И не весь ли земной путь даже и самых благополучных людей состоит из неизбежных и безвозвратных утрат, неуклонно ведущих к сиротству?
И эти люди, считающиеся счастливыми, в конце концов остаются без тех, кого любили, кто любил их в златую пору юности, когда дружба и любовь были высоко святы и глубоко скреплены неподдельной горячей искренностью.
А вдруг, пережив всех близких, родных, друзей, и ты придешь в глухую старость совсем один? Кто тогда поверит, что когда-то был молод, жил искрометной жизнью, любил и был любим, шагал в окружении целого сонма преданных и милых сверстников и единомышленников?
Еще несколько дней изнуряюще тянулась томительно-нудная болезнь.
Снова пришел проведать Однойко.
Как всегда немного сутулясь, он сидел у постели и растерянно-уныло бубнил:
— Мы верили в подснежники на кладбищенских тропах, а весна сменилась холодной осенью. Мы встречали тучи там, где ждали солнца.
Потом Однойко поднял голову и сказал:
— Добровольческая армия теперь уже повсюду отступает и настолько стала нераспорядительной, что Махно со своими бандами начал свободно разгуливать по всем районам Екатеринославской губернии, грабя и сжигая наши тыловые склады, парализуя важнейшие железнодорожные узлы. А на днях ворвался в Мариуполь и был всего в восьмидесяти верстах от Таганрога. Только с помощью бронепоездов, вызванных с фронта, удалось отогнать его от города, занимаемого деникинской Ставкой. Отогнали, а он ринулся в Екатеринослав, перебил там несколько сот офицеров, захватил орудия и снаряды.

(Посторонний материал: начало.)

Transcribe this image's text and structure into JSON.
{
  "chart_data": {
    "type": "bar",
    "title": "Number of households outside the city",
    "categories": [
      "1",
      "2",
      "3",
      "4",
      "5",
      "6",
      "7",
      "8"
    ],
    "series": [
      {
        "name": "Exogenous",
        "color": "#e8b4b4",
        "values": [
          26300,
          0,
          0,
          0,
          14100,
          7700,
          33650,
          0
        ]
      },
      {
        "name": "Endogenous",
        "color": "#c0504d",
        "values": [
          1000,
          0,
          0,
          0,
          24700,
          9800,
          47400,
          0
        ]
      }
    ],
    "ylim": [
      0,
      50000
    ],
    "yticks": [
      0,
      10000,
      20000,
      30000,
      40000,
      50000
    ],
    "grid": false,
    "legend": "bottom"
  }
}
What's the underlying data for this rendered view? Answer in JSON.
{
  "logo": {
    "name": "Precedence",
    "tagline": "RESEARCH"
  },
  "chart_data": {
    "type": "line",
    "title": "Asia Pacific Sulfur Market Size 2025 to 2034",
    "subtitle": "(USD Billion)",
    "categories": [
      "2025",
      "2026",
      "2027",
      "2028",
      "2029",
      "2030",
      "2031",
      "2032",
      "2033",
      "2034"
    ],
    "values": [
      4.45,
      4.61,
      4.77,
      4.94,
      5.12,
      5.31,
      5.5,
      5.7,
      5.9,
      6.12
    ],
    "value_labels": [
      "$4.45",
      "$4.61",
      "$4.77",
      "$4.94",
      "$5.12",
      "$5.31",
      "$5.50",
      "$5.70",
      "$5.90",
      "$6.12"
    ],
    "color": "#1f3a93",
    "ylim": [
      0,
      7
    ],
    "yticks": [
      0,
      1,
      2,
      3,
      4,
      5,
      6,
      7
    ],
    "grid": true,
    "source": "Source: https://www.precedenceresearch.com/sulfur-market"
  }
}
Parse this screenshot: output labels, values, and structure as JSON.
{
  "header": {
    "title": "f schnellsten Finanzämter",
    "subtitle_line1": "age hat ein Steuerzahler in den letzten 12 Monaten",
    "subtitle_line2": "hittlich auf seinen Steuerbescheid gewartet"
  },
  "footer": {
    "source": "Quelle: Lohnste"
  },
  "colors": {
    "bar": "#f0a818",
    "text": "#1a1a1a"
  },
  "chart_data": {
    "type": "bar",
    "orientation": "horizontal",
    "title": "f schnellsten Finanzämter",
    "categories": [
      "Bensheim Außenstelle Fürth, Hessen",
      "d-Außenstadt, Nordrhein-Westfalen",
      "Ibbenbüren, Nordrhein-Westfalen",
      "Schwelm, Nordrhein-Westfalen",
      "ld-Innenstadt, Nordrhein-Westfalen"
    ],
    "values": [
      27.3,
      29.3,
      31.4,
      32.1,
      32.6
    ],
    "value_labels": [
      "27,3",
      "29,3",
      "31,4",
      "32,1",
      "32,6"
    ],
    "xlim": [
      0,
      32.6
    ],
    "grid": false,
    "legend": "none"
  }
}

Ивлев слушал друга и думал об отце. Оказывается, не зная, что болен раком пищевода, он до последнего часа терпеливо ждал исцеления. И даже в утро своей кончины, за несколько минут до смерти, когда вдруг на губах его появилась струйка крови, он поверил Елене Николаевне, сказавшей ему в утешение: «Ну вот, Сергей, теперь ты наконец начнешь поправляться. Кровь у тебя на губах потому, что прорвался нарыв в пищеводе». «Правда, Леночка?!» — искренне обрадовался он и, преодолев смертельную слабость, приподнялся и сел.
Елена Николаевна обвила рукой его исхудавшие плечи и отчетливо расслышала, как судорожно, из последних сил заколотилось сердце больного. Потом оно словно оборвалось.
Милый, родной, доверчивый! Сколько в тебе было размаха и таланта, жизнелюбия и большого человеческого сердца! Живя в другую эру, быть может, оставил бы на земле не одни особняки богарсуковых и никифораки. Тебе, архитектору зоркого глаза, широкой натуры, по плечу были дворцы, подобные кремлевским. Но, начиная с четырнадцатого года, ты жил кораблем с опущенными парусами, поставленным в затон екатеринодарского обывательского бытия, всегда убийственного для натур огромных возможностей и неистраченной энергии. И не тоска ли по большой творческой деятельности зародила узлы злокачественного рака?..
Однойко, заметив, что Ивлев плохо слушает его, умолк.
В комнату вошла Елена Николаевна и села у ног сына.
— Коля, — обратилась она к Однойко, — я знала, что Сергею Сергеевичу не подняться, и потому все внимание переключала на Алешу. А сейчас, когда выходила его, то чувствую себя бесконечно виноватой перед умершим. Почему я не настояла на операции?